After a long recovery process that lasted 19 months, Gray returned to action in Game 2 of their 2024–25 Commissioner's Cup semifinal series against NorthPort.

== The Basketball Tournament ==
In 2020, Gray played for Team Hines during that year's edition of The Basketball Tournament (TBT). They lost to Sideline Cancer in the first round.

== 3x3 career ==
On March 19, 2021, Gray signed a one-year deal to play for the TNT Tropang Giga 3x3 in the PBA 3x3. While he wasn't eligible for the PBA Draft during this time, he could play in the PBA 3x3 since all that was required was a Filipino passport. With the Tropang Giga, he reteamed with Vosotros, his former teammate from his time in Thailand, and was joined by Samboy de Leon and Lervin Flores. To prepare for the tournament, he practiced with FIBA 3x3 veteran Kareem Maddox. The Tropang Giga won Leg 1 of the first conference of the 2021 season over the Meralco Bolts 3x3. However, in Leg 2, he hurt his knee against the Limitless Appmasters. The injury was diagnosed as a torn ACL and he missed the rest of the PBA 3x3 season. He underwent successful surgery in the US.

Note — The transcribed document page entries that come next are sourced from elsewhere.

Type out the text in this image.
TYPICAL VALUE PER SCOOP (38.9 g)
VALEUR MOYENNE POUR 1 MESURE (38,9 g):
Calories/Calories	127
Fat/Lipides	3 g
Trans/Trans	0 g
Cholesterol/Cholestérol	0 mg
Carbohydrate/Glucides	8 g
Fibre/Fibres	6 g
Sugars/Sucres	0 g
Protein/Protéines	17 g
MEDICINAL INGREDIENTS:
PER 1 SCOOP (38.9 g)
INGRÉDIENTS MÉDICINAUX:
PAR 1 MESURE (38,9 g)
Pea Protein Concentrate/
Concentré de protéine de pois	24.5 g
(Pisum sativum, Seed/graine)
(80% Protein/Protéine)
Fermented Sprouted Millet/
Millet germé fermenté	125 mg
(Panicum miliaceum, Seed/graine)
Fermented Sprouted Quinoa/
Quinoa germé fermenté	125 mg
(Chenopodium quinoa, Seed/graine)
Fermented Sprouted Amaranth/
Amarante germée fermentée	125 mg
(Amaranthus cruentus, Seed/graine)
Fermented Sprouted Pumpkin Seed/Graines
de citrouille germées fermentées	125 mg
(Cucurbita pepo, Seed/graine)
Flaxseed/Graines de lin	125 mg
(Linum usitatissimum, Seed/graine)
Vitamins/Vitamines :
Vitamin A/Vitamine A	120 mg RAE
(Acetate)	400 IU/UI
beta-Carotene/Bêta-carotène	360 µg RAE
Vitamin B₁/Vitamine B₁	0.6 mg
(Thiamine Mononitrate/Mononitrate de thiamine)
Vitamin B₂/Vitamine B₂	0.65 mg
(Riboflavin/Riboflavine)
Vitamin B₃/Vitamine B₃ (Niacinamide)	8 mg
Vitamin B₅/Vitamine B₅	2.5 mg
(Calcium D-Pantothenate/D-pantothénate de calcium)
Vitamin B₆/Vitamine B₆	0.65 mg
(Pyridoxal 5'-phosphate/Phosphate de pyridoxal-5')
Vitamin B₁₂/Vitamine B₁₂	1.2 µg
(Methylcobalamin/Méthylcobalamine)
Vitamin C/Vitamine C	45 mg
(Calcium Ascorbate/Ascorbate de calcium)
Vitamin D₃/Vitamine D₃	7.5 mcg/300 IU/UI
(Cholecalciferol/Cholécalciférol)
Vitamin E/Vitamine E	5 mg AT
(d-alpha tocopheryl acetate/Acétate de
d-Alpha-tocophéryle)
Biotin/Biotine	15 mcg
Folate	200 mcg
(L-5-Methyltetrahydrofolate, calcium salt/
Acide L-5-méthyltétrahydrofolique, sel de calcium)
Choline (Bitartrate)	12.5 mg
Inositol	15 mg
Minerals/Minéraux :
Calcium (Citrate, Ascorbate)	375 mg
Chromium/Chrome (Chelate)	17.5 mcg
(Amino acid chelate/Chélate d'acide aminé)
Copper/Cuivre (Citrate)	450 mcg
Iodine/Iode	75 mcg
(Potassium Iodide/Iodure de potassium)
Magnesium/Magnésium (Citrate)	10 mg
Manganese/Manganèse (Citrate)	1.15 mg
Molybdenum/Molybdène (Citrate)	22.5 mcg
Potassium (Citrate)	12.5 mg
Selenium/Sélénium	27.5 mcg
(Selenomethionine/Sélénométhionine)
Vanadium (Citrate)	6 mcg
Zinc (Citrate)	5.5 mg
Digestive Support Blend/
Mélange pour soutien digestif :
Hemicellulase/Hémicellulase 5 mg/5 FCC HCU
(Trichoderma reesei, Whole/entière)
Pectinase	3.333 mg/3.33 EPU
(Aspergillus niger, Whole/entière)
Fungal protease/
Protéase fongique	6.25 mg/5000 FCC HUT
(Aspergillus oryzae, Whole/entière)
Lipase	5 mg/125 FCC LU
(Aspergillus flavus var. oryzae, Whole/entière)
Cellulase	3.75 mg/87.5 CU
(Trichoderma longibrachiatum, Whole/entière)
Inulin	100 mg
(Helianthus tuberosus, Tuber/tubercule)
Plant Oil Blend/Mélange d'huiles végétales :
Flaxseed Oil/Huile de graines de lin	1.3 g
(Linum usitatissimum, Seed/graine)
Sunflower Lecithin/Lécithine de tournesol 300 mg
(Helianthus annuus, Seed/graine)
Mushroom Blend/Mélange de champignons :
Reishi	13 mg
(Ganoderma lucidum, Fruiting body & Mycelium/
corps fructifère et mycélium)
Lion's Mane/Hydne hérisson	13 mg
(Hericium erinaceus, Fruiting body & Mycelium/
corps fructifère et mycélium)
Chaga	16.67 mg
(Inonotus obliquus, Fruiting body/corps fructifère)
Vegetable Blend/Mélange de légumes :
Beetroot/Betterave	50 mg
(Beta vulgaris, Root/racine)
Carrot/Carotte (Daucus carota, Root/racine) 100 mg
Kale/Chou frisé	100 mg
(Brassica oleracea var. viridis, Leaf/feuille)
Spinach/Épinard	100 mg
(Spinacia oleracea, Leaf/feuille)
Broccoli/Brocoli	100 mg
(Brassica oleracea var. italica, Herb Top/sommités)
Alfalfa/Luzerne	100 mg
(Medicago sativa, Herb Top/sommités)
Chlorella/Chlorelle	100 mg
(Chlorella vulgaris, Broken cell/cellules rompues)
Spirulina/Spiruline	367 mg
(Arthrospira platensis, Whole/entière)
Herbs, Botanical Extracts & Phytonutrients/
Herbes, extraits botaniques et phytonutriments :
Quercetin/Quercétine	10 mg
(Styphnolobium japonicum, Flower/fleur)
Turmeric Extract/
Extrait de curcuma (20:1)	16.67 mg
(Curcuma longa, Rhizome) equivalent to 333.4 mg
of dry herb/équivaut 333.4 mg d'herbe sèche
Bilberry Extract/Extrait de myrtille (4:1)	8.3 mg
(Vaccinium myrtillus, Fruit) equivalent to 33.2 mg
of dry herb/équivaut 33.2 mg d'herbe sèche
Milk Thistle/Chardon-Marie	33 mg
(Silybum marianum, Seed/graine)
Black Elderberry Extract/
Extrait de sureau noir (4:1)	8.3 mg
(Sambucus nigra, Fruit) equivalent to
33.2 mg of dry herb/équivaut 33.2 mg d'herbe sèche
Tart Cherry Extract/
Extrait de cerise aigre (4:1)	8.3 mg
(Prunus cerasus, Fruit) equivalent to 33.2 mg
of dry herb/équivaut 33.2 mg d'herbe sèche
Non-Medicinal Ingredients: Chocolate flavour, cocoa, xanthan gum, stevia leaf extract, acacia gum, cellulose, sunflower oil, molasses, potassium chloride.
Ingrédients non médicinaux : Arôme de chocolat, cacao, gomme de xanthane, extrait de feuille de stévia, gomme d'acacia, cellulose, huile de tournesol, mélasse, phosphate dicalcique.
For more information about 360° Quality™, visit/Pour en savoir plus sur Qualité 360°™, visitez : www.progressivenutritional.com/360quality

== Professional career statistics ==

=== Total League ===

| Year | Team | GP | MPG | FG% | 3P% | FT% | RPG | APG | SPG | BPG | PPG |
|---|---|---|---|---|---|---|---|---|---|---|---|
| 2018–19 | Sparta Bertrange | 3 | 31.6 | .442 | .313 | .818 | 5.3 | 1.0 | 1.7 | .3 | 20.0 |
| Career |  | 3 | 31.6 | .442 | .313 | .818 | 5.3 | 1.0 | 1.7 | .3 | 20.0 |

=== ABL ===

| Year | Team | GP | MPG | FG% | 3P% | FT% | RPG | APG | SPG | BPG | PPG |
|---|---|---|---|---|---|---|---|---|---|---|---|
| 2019–20 | Alab | 15 | 21.5 | .372 | .246 | .833 | 3.9 | 2.1 | .9 | .1 | 8.4 |
| Career |  | 15 | 21.5 | .372 | .246 | .833 | 3.9 | 2.1 | .9 | .1 | 8.4 |

=== PBA ===
As of the end of 2024–25 season

===Season-by-season averages===

| Year | Team | GP | MPG | FG% | 3P% | 4P% | FT% | RPG | APG | SPG | BPG | PPG |
|---|---|---|---|---|---|---|---|---|---|---|---|---|
| 2022–23 | Barangay Ginebra | 44 | 20.3 | .358 | .314 | — | .758 | 3.8 | 1.6 | .2 | .5 | 6.9 |
| 2024–25 | Barangay Ginebra | 15 | 8.2 | .255 | .154 | .000 | 1.000 | 1.5 | .4 | .3 | .3 | 2.3 |
| Career |  | 59 | 17.3 | .343 | .293 | .000 | .789 | 3.2 | 1.3 | .2 | .4 | 5.7 |

== Personal life ==

Gray's older brother Joshua played baseball at Westlake with Christian Yelich, the former National League MVP with the Milwaukee Brewers. His older sister Jaymee, graduated from New York University with a degree in English and journalism. She excelled in the high jump for the Westlake Warriors’ track and field team. His uncle, Johnny Gray, is a four-time Olympian who secured bronze in the 800-meter race at the 1992 Olympics in Barcelona. Another uncle, Anton Brodett, is a former head coach of the UE Junior Warriors.